Wednesday, July 13, 2016


It took a couple of weeks however we finally received our valuation. As expected it came in under the total build price.

Our broker challenged the valuation a couple of times which was the cause of the delay however he was not able to improve the value.

As it stands now we are sitting $40k below our build cost. This is only slightly higher than we expected and as such we have some funds available to cover the amount (In the end we are borrowing less by paying this out of our pocket so while it hurts now it is better in the long run).

We received copies of our valuations which was great to be able to see how they achieved the numbers. Some notable points are below.

- They quote the industry average build price between $900 and $1200 per m2 over the living area. (Our build appears to sit around the $1500 per m2)

- They listed 15 recently sold properties in and around our area as reference material to help value our build. We could see that houses that were either larger in living area or smaller however in living area but on bigger land sold for less than what our total house/land contract is at which explains the valuation.

- Only two of the properties listed had pools and in both examples our land/house was bigger and property has been valued above the sale price of both.

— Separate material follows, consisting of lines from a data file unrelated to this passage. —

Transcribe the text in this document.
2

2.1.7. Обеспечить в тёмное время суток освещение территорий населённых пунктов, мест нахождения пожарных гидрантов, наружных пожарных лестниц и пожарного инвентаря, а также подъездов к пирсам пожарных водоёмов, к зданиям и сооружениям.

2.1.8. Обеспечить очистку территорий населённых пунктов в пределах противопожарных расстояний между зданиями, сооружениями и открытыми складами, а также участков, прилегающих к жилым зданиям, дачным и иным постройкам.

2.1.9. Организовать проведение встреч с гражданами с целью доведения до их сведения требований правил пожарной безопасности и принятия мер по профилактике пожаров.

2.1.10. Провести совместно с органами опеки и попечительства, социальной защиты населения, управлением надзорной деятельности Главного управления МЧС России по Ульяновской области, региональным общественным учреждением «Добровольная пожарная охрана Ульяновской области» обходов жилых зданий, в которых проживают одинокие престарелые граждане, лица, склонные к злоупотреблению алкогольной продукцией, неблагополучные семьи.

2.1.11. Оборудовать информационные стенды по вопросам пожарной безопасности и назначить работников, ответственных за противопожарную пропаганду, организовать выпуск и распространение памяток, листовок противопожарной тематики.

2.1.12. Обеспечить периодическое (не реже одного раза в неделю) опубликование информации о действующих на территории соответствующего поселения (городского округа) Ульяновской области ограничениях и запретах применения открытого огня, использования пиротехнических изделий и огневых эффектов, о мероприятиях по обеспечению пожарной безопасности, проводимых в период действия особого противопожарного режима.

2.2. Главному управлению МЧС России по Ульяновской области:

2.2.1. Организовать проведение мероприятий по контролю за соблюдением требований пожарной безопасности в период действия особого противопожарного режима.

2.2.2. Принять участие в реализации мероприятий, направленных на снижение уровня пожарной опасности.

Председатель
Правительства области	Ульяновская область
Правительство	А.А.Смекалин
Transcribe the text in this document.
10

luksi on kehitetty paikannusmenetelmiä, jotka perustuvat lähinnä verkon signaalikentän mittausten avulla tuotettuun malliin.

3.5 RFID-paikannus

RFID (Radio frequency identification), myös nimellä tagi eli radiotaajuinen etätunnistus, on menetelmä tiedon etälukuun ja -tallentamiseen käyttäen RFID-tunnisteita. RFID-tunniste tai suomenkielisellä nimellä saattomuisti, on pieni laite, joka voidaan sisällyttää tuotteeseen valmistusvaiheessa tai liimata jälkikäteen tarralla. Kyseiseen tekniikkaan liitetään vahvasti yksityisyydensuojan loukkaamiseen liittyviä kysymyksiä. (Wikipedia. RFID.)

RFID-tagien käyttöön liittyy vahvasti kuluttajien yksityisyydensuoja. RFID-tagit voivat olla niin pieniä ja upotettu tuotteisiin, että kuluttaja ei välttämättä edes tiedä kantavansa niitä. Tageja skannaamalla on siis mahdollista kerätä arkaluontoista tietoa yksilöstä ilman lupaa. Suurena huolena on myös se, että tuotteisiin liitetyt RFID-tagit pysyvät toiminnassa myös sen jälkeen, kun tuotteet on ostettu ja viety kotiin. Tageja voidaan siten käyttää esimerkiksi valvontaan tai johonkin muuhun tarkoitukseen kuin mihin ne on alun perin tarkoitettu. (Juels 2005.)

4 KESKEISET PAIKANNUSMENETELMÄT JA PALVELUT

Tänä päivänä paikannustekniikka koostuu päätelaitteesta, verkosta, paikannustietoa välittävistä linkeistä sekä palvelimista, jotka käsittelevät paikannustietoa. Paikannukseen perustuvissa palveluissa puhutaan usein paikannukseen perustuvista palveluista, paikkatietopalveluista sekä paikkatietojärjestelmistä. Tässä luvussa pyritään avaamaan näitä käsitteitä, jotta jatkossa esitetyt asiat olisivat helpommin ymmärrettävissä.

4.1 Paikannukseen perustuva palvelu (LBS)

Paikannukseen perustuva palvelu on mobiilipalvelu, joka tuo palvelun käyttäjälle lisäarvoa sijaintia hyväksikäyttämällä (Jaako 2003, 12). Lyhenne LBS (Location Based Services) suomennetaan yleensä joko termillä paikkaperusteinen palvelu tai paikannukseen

- There is mention of the fact that there is no landscaping/driveway/fencing quotes included for the valuation which suggests the valuation would have been more if this was provided. Specifically it is mentioned that without a driveway "marketability of the property will suffer if offered for sale". I would suggest for anyone going through valuation to include pricing for the driveway as well for this reason.

- It appears there is very little monetary value in adding a pool to your property at this stage of a build. Once the whole house and landscaping is done it may work out better as the valuer can see the whole package as a finished product however I believe this shows that banks a reluctant to bet on a pool adding value to a home.

Whilst we are not overly happy with the low valuation I can understand how they valued the property at the price they did. The explanations in the report make sense and we always knew we over capitalised the build putting in expensive fittings and our (amazing) floor tiles.

The only grey area for me is the question "if we built a Boutique Home at minimum price and didn't upgrade anything would that fall into the $900 - $1200 per m2 industry average build price or would there still be a mark up from Boutique...?"

What do you think? Would a minimum spend Boutique Home come in on valuation??